Per una notte Napoli è diventata due città, una fuori dallo Stadio Maradona, con i soliti problemi e gli interrogativi sul domani, l’altra all’interno, colorata, illuminata dalla notte e dalle note di Vasco Rossi. Quando il rocker di Zocca sale sul palco per iniziare il suo show, lo stadio diventa una stanza affollata da sconosciuti che per una sera sembrano i tuoi migliori amici, mentre il mondo fuori continua a camminare per i fatti suoi. La magia del Blasco è tutta qui, per due ore riesce a far dimenticare a oltre quarantacinquemila persone gli affanni e le difficoltà di questi ultimi anni, parole come distanziamento e mascherina, lasciano il posto a poesie in musica che si susseguono come un temporale estivo, una carezza affettuosa che il settantenne ha voluto regalare ai suoi fans che hanno atteso il suo arrivo fin dal mattino.

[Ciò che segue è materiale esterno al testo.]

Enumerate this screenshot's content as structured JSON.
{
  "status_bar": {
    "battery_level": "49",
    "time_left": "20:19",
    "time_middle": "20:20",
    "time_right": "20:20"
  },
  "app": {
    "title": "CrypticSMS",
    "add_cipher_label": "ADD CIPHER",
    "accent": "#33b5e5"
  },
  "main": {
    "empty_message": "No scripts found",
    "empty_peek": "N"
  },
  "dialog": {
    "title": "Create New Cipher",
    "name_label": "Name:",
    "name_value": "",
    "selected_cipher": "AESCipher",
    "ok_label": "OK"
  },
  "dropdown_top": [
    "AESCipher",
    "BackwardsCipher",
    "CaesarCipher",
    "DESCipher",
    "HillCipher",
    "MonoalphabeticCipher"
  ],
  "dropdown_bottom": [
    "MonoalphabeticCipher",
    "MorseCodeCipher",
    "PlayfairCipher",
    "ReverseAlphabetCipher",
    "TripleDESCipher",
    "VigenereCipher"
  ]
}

Il tempo passa, inesorabile, lo si legge sul suo viso e da quello del suo popolo che per niente al mondo avrebbe perso l’occasione di respirarlo per un attimo, ma quando sei musica, quando nonostante tutto contano più le note che le il tic tac dell’orologio, tutto il resto rimane fuori, un universo parallelo nel cuore di Napoli. La scaletta proposta è un lungo viaggio, iniziato più di quaranta anni fa, supportato da una band esplosiva, capitanata dall’eterno Alberto Rocchetti alle tastiere, Stef Burns e Vince Pastano alle chitarre, Andrea Torresani al basso, Frank Nemola ai cori e alle tastiere, Matt Laug alla batteria, Beatrice Antolini alle percussioni,tastiere,cori. La sessione fiati è stata affidata a Tiziano Bianchi ala tromba, Roberto Solimando al trombone e Andrea Ferrario al Sax, che ha replicato l’assolo originale nella canzone Toffee. Claudio Golinelli arriva come Guest Star al basso.

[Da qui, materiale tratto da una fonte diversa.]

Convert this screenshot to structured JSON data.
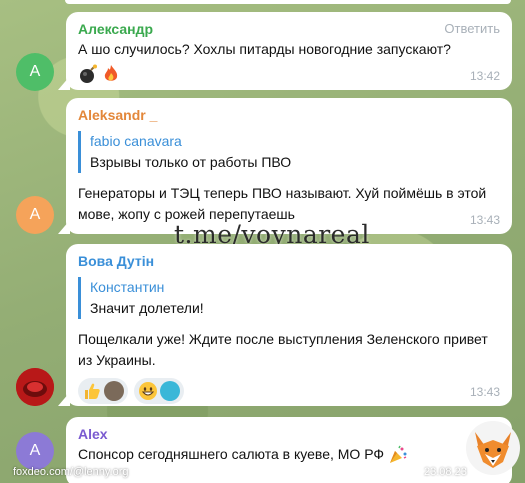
{
  "colors": {
    "avatar_green": "#4fbe68",
    "avatar_orange": "#f5a35a",
    "avatar_purple": "#8c7ad6",
    "name_green": "#3aa94e",
    "name_orange": "#e3873a",
    "name_blue": "#3a8fd8",
    "name_purple": "#7a5ad0"
  },
  "messages": [
    {
      "avatar_letter": "A",
      "sender": "Александр",
      "reply_label": "Ответить",
      "text": "А шо случилось? Хохлы питарды новогодние запускают?",
      "emojis": [
        "bomb-icon",
        "fire-icon"
      ],
      "time": "13:42"
    },
    {
      "avatar_letter": "A",
      "sender": "Aleksandr _",
      "quote_sender": "fabio canavara",
      "quote_text": "Взрывы только от работы ПВО",
      "text": "Генераторы и ТЭЦ теперь ПВО называют. Хуй поймёшь в этой мове, жопу с рожей перепутаешь",
      "time": "13:43"
    },
    {
      "sender": "Вова Дутін",
      "quote_sender": "Константин",
      "quote_text": "Значит долетели!",
      "text": "Пощелкали уже! Ждите после выступления Зеленского привет из Украины.",
      "reactions": [
        {
          "icon": "thumbs-up-icon"
        },
        {
          "icon": "grinning-face-icon"
        }
      ],
      "time": "13:43"
    },
    {
      "avatar_letter": "A",
      "sender": "Alex",
      "text": "Спонсор сегодняшнего салюта в куеве, МО РФ",
      "emoji": "party-popper-icon"
    }
  ],
  "watermark": "t.me/voynareal",
  "source_caption": "foxdeo.com/@lenny.org",
  "bottom_time": "23.08.23"
}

Vasco non si risparmia, non lo fa mai, non sarebbe Vasco, si scaglia contro la guerra e contro ogni forma di violenza nei confronti delle donne, dei bambini e anziani, per poi ringraziare per la creazione della donna, dell’amore, del sesso, ogni sua parola è seguita dal boato dello stadio, che segue il suo capitano con affetto e attenzione.

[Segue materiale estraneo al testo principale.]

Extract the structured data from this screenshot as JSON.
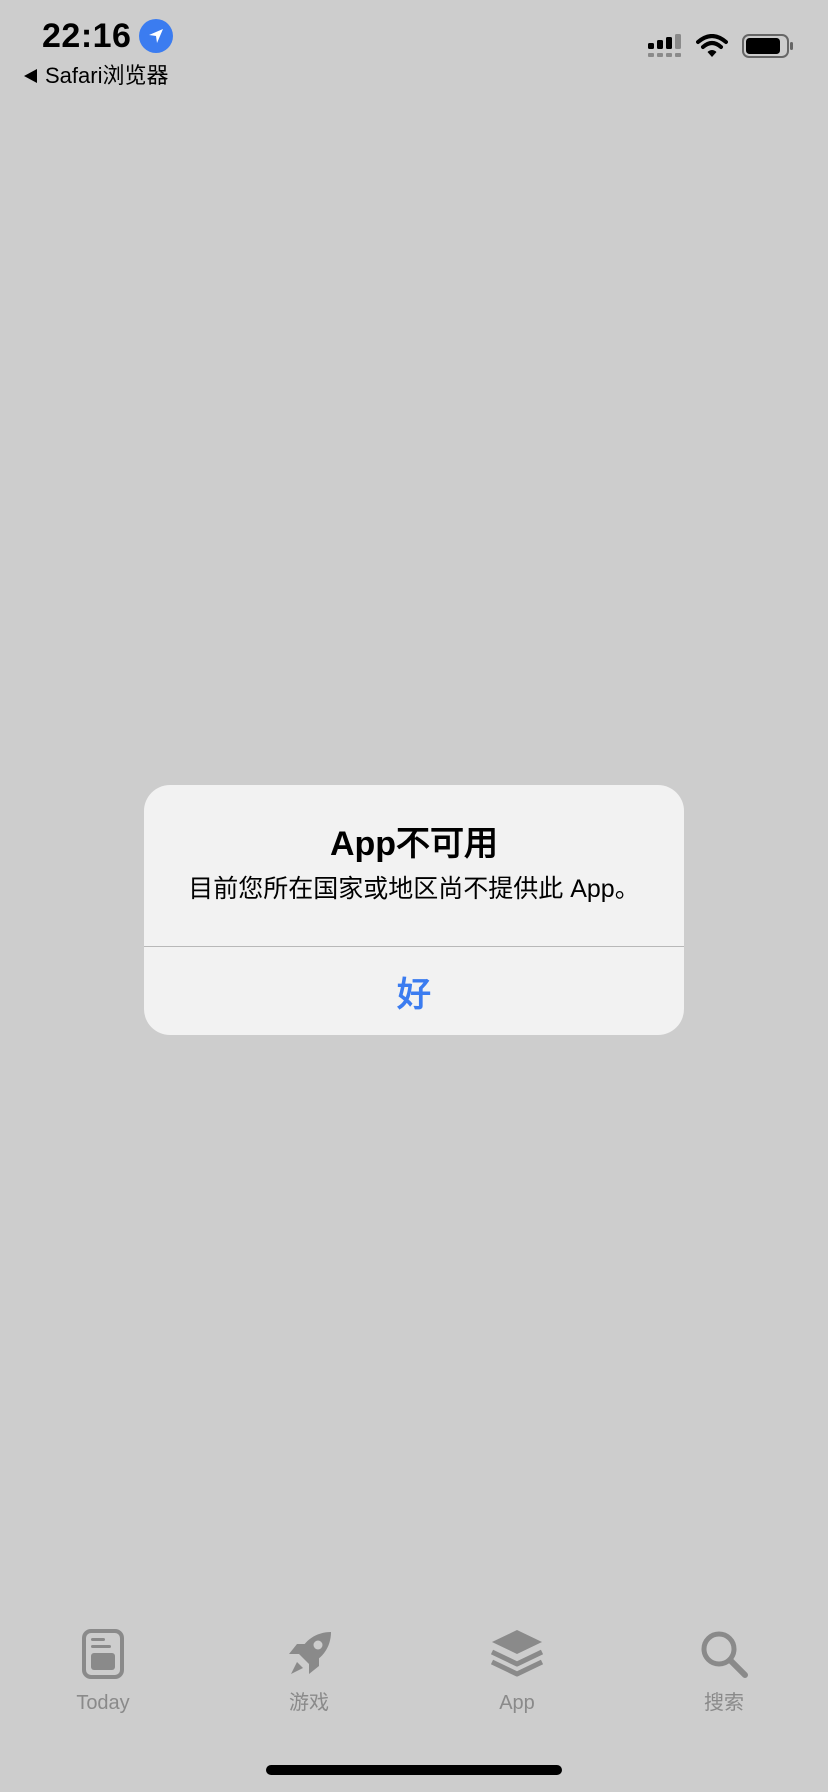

Il successo del Kom non è un mistero da svelare, ma un sogno da raccontare, perchè ogni canzone racchiude un ricordo, personale, intimo, le sue parole si trasformano in immagini di un momento passato, facilmente il sorriso viene bagnato dal pianto per essere asgiugato da una risata di gioia e quando si arriva ai saluti finali, con l’immortale Albachiara, c’è solo da ringraziarlo per aver dato un senso a questa notte.
A presto Kom, che quel saluto sia di arrivederci al prossimo concerto.